Unit testing of Spark programs is deceptively simple. The talk will look at how unit testing of Spark itself is accomplished, as well as factor out a number of best practices into traits we can use. This includes dealing with local mode cluster creation and teardown during test suites, factoring our functions to increase testability, mock data for RDDs, and mock data for Spark SQL.
Testing Spark Streaming programs has a number of interesting problems. These include handling of starting and stopping the Streaming context, and providing mock data and collecting results. As with the unit testing of Spark programs, we will factor out the common components of the tests that are useful into a trait that people can use.
While acceptance tests are not always part of testing, they share a number of similarities. We will look at which counters Spark programs generate that we can use for creating acceptance tests, best practices for storing historic values, and some common counters we can easily use to track the success of our job.

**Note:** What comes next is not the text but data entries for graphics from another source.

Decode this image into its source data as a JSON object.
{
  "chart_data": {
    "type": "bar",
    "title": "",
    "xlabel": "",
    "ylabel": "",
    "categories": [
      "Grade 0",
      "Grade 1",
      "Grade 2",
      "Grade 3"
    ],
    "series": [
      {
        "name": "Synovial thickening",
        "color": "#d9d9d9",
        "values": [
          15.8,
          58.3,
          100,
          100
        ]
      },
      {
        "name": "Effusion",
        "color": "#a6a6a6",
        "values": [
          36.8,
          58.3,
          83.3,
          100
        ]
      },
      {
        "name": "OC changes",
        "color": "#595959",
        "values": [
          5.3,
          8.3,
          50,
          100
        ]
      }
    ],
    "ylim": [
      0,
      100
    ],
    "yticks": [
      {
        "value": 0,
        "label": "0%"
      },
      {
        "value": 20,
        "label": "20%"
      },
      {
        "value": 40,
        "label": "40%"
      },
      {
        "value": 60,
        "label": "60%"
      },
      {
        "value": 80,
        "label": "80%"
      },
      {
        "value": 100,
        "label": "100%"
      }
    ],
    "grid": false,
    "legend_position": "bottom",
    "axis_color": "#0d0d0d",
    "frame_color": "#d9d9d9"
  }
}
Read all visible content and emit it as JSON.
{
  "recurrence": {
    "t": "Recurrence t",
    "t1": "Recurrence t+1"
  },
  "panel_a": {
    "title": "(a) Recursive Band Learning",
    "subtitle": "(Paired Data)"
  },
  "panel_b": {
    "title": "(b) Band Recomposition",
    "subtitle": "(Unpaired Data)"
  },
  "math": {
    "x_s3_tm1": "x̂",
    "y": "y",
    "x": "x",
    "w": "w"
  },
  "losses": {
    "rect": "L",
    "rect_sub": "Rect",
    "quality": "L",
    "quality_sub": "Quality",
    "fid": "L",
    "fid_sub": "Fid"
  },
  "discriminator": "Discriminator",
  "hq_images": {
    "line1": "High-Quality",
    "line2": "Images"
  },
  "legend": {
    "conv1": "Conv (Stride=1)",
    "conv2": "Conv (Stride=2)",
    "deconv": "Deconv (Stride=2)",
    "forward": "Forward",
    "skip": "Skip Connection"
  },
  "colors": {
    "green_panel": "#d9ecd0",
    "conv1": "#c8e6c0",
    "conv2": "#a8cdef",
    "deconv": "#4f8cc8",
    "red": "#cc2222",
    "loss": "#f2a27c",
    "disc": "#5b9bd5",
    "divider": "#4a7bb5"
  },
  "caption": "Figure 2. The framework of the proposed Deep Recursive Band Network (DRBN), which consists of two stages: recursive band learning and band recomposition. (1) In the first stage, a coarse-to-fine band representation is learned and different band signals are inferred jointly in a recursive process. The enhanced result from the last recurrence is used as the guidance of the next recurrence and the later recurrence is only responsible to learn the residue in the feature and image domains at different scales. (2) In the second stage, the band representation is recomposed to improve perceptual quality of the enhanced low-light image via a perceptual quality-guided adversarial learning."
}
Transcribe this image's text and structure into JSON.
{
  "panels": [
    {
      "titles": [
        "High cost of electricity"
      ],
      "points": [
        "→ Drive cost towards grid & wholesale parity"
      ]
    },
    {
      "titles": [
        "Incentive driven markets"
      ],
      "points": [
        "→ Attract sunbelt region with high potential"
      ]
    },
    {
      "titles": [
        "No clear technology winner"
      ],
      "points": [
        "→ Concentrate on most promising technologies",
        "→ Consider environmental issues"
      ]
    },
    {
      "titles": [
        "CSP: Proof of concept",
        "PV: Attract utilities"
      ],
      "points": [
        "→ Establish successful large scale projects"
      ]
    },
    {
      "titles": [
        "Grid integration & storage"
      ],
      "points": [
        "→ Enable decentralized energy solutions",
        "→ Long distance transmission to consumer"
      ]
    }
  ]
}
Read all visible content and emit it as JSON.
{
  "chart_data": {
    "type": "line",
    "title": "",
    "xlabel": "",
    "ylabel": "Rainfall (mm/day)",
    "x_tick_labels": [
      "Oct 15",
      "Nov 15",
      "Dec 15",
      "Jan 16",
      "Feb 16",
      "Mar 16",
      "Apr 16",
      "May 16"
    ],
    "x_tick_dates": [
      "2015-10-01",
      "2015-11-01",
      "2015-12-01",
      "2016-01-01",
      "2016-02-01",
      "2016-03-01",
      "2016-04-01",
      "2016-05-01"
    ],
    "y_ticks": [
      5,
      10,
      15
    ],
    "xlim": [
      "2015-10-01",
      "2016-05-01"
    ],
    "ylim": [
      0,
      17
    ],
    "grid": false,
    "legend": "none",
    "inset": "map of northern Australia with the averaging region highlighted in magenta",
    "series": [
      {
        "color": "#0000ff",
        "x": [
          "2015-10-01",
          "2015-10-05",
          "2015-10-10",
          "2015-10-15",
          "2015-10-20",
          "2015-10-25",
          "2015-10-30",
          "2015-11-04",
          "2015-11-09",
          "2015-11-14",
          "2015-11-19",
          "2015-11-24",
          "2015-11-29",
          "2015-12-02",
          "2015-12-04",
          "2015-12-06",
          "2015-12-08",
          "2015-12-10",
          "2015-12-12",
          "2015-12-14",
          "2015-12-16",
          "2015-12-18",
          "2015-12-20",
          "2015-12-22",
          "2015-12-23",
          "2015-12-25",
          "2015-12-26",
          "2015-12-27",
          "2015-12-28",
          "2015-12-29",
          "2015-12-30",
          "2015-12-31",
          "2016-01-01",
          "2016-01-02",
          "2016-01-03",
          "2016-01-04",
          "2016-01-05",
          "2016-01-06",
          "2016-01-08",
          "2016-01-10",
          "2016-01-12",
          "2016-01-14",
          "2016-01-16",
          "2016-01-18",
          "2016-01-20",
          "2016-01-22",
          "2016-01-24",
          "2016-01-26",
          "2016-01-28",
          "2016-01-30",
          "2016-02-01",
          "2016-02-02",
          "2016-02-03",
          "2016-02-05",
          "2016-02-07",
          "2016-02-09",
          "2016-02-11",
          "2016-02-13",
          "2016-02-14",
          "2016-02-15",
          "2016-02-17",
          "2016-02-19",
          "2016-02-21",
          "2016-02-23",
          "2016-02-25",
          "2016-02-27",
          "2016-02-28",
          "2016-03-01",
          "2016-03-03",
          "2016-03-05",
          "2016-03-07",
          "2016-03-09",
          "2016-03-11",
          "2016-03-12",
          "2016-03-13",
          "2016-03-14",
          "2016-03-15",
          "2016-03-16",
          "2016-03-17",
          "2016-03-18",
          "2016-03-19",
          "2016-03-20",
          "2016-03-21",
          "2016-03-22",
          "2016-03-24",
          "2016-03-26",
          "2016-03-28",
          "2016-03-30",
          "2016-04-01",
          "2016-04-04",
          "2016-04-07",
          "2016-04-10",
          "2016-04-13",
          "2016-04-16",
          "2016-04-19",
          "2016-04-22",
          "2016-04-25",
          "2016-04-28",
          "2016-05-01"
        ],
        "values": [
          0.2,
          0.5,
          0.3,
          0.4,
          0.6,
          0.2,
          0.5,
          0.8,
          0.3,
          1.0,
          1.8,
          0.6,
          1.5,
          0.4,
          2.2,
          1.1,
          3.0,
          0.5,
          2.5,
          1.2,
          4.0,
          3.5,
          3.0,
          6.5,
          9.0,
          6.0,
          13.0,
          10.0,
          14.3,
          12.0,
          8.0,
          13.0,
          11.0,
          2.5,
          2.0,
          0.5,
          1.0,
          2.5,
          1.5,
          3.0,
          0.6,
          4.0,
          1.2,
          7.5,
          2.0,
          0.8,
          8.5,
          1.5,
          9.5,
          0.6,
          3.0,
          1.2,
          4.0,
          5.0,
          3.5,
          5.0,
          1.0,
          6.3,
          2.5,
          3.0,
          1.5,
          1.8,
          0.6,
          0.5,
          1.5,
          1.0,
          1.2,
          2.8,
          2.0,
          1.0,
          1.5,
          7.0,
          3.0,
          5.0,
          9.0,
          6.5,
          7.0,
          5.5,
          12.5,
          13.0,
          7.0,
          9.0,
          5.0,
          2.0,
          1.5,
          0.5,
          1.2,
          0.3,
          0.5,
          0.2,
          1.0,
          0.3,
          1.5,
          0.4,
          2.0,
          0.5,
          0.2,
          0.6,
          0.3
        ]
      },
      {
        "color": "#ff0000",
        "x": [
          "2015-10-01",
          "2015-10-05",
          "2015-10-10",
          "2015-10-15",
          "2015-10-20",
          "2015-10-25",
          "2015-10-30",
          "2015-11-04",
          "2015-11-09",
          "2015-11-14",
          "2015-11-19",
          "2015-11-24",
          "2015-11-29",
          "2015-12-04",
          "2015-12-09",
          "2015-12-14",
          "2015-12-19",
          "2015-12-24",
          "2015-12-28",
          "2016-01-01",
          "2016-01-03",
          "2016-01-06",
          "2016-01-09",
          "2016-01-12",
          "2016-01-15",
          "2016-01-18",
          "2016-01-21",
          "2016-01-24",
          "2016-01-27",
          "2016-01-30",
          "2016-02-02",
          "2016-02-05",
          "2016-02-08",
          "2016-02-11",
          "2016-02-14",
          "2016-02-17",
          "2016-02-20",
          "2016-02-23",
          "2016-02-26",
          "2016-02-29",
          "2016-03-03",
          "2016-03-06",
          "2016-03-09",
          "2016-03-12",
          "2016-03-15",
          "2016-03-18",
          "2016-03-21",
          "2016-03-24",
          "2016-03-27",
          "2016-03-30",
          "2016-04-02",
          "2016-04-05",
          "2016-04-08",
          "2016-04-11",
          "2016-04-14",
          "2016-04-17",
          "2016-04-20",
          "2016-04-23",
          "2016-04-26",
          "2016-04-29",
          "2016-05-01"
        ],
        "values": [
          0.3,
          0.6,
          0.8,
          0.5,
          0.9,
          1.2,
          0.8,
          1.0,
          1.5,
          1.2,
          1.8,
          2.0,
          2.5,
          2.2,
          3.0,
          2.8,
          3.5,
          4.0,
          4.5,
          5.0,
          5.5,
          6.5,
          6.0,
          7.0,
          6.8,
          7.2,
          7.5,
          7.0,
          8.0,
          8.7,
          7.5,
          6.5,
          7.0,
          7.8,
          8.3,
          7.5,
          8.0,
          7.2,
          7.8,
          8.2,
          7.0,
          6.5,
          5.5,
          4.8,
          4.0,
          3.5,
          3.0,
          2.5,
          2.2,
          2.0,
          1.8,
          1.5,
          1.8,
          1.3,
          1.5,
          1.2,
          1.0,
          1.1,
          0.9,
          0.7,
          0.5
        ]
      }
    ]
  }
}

Relevant Spark Packages & Code:
https://github.com/holdenk/spark-testing-base / http://spark-packages.org/package/holdenk/spark-testing-base
Holden Karau is a transgender Canadian open source developer advocate at Google focusing on Apache Spark, Beam, and related big data tools. Previously, she worked at IBM, Alpine, Databricks, Google (yes, this is her second time), Foursquare, and Amazon. Holden is the coauthor of Learning Spark, High Performance Spark, and another Spark book that’s a bit more out of date. She’s a committer on the Apache Spark, SystemML, and Mahout projects. When not in San Francisco, Holden speaks internationally about different big data technologies (mostly Spark). She was tricked into the world of big data while trying to improve search and recommendation systems and has long since forgotten her original goal. Outside of work, she enjoys playing with fire, riding scooters, and dancing.